PEOPLE
5年連続の紅白出場も記憶に新しい、今や人気と実力を兼ね備えた歌謡コーラスグループとして地位を確立している純烈。2022年末に小田井涼平さんが卒業し、2023年から加入したのは俳優の岩永洋昭さん(43歳)。その端正な顔立ちとギリシャ彫刻のような筋肉美、メンバーの平均身長が180㎝オーバーの中でもひと際目立つ長身で、加入前から話題騒然となりました。「第一希望通りに人生を生きられたことが、今まで一度もないんです」、そう言って軽やかに笑う岩永さんのこれまでの半生と、純烈に加入したきっかけ、そしてこれからの展望について、たっぷりと伺いました。
「今日は久しぶりの単独での撮影で、モデル時代を思い出しました」。
そう言ってはにかむような笑顔を見せる岩永さんには飾りっ気がなく、素朴な人柄が滲んでいました。純烈への加入が電撃的に発表された2022年9月1日。そこへ辿るまでには様々は布石があったようです。
実は純烈のマネージャーとは元々飲み仲間で、何年か前から飲みの席で言われていたんですよ、「どうだ? そろそろ純烈に入る決心ついたか?」って。冗談か本気かわからなかったんですけど、「いやいや、僕なんか」って、その場では流していました。それが、メンバーの小田井(涼平)さんが2022年末で純烈を卒業することが4月に発表されて、そのあたりから「どうだ? そろそろ」が現実味を帯びてきて、本格的に加入という話に。
率直な感想ですか? それはもちろん、嬉しかったですね。純烈は一視聴者としてずっと見ていましたから。純烈が初めて紅白に出場した年の8月頃だったと思いますが、純烈のコンサートに飛び入りで参加したことがあるんですよ。同じ事務所なので、事務所の人に「職業体験のつもりで」って言われて。今はもうありませんが、お台場の大江戸温泉物語が会場でした。一緒に歌ったり踊ったりはしませんでしたが、ラウンドと言って、メンバーが舞台から下りてお客様と握手して回る際に、僕もメンバーの後ろに紛れて、メンバーと同じ赤いスーツの衣装を着て握手して回りました。純烈には特撮ファンの方も多いので気づいてくださる方もいらっしゃいましたが、ほとんどが「この人、誰?」っていう反応でしたね(笑)。あれは楽しかったな。

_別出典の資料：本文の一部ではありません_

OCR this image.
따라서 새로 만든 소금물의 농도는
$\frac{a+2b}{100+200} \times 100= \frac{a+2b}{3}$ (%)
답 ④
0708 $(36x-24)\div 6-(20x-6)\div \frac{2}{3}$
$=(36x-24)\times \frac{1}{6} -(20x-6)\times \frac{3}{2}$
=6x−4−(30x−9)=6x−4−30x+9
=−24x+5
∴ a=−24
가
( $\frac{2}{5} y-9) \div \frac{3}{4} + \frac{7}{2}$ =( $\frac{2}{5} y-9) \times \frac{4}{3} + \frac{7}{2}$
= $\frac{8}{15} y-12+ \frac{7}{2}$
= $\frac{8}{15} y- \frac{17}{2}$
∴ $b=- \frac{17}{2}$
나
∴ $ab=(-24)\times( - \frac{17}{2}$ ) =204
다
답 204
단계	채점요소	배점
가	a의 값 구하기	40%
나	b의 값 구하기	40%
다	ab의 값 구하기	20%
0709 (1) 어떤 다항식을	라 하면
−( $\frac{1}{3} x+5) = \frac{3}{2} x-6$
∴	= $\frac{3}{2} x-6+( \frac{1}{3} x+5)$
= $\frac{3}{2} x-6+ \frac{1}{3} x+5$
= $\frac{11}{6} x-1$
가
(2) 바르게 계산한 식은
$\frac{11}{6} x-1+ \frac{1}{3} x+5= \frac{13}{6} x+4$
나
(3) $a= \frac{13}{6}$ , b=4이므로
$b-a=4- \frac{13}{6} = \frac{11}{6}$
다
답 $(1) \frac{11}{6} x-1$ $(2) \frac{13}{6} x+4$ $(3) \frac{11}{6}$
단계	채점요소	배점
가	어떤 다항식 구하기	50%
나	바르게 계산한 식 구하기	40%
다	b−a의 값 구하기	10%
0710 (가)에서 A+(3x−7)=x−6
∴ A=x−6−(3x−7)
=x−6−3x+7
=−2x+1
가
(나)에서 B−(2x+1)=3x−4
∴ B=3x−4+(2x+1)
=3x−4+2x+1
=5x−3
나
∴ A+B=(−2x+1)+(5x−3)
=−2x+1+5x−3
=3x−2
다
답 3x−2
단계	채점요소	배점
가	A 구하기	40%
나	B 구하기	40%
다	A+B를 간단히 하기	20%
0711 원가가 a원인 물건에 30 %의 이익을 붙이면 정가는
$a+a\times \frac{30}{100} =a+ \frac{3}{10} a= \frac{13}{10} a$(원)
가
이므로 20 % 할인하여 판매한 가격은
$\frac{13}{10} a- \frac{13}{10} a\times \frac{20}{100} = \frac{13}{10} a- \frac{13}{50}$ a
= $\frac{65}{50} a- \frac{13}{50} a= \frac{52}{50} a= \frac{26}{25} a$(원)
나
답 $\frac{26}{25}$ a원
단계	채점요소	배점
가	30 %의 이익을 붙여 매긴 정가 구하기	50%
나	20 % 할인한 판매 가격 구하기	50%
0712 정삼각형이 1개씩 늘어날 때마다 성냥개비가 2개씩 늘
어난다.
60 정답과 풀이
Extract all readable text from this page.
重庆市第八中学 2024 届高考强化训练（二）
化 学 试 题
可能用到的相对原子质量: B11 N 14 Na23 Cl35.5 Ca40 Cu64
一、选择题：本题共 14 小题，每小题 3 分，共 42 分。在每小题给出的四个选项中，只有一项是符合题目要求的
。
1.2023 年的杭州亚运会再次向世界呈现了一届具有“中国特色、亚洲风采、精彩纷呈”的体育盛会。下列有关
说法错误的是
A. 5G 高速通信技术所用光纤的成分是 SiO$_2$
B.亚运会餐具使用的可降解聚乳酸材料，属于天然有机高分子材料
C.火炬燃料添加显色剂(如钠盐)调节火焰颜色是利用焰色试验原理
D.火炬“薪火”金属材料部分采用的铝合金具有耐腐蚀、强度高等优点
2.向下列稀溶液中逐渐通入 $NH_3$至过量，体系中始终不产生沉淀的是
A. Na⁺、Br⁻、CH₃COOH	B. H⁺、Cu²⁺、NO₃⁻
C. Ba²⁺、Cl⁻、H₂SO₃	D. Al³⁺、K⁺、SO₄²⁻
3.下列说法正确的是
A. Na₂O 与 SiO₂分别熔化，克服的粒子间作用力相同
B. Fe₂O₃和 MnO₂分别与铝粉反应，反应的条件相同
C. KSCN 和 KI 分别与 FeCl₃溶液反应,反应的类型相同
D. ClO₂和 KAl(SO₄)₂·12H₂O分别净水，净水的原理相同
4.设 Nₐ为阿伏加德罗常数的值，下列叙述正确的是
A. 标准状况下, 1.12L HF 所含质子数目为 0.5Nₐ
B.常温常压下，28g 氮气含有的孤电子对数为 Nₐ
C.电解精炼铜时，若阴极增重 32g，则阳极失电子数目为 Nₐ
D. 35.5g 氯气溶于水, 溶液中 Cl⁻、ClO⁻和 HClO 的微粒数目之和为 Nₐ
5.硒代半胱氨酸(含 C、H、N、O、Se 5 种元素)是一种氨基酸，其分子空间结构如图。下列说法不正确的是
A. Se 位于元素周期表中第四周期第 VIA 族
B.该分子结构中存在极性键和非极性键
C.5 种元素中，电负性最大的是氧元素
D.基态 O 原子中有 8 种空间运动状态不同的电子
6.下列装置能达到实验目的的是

10年ほど前に「仮面ライダーオーズ/OOO」に出演することになった時にも、「よし、ここからだぞ!」という気持ちがあったのですが、どこか燻っている感じがありました。モデルからこの世界でスタートを切り、その後も俳優、声優など活動を広げてきましたが、バーテンをやりながら二足の草鞋を履いていた時代も。結局、顔と名前を売らないと自分のやりたいことはできないな、とずっと感じてきました。だから純烈への加入は、自分にとってはこれまでで一番のチャンスだと思っています。
とはいえ、不安がないと言えば嘘になります。不安というか負い目かもしれないですね。結成して15年、紅白に5年連続で出演している人気絶頂のグループにいきなり加入するわけですから。メンバーと一緒に苦楽を味わってもいないし、ずっと応援してくださっているファンの方々もいらっしゃる中で、自分で大丈夫だろうか、申し訳ないな、という気持ちが全くないわけではありません。
当初は、僕の純烈加入は2023年になってから発表の予定だったんです。それが2022年の9月1日、映画『スーパー戦闘 純烈ジャー 追い焚き☆御免』の初日舞台挨拶の時に急遽発表することに。僕自身も、その1週間前にリーダーである酒井(一圭)さんに急に言われて。酒井さんは「ここだ!」と思えば状況をガラッと変える、動物的な勘が非常に鋭い方ですね。今思えば、あのタイミングがベストだったのかもしれません。
加入発表のニュースがその日の夕方にテレビで流れ、小さなトピックスくらいにはなるかなとは思っていたんですが、予想を上回る反響でした。あれほどの人数の報道陣の方々を目の当りにしたのは初めてですね。あの日はスマホを見られる状況ではなかったのですが、LINEに親戚や友人などから何百件もの連絡が来ていました。純烈加入のことは身内にすら言ってはいけないことになっていたので、さぞ、みんな驚いただろうと思います。兄貴のように慕っている従兄からは「お前、踊れたっけ?」なんて訊かれて、「今、練習してんだよ」って(笑)。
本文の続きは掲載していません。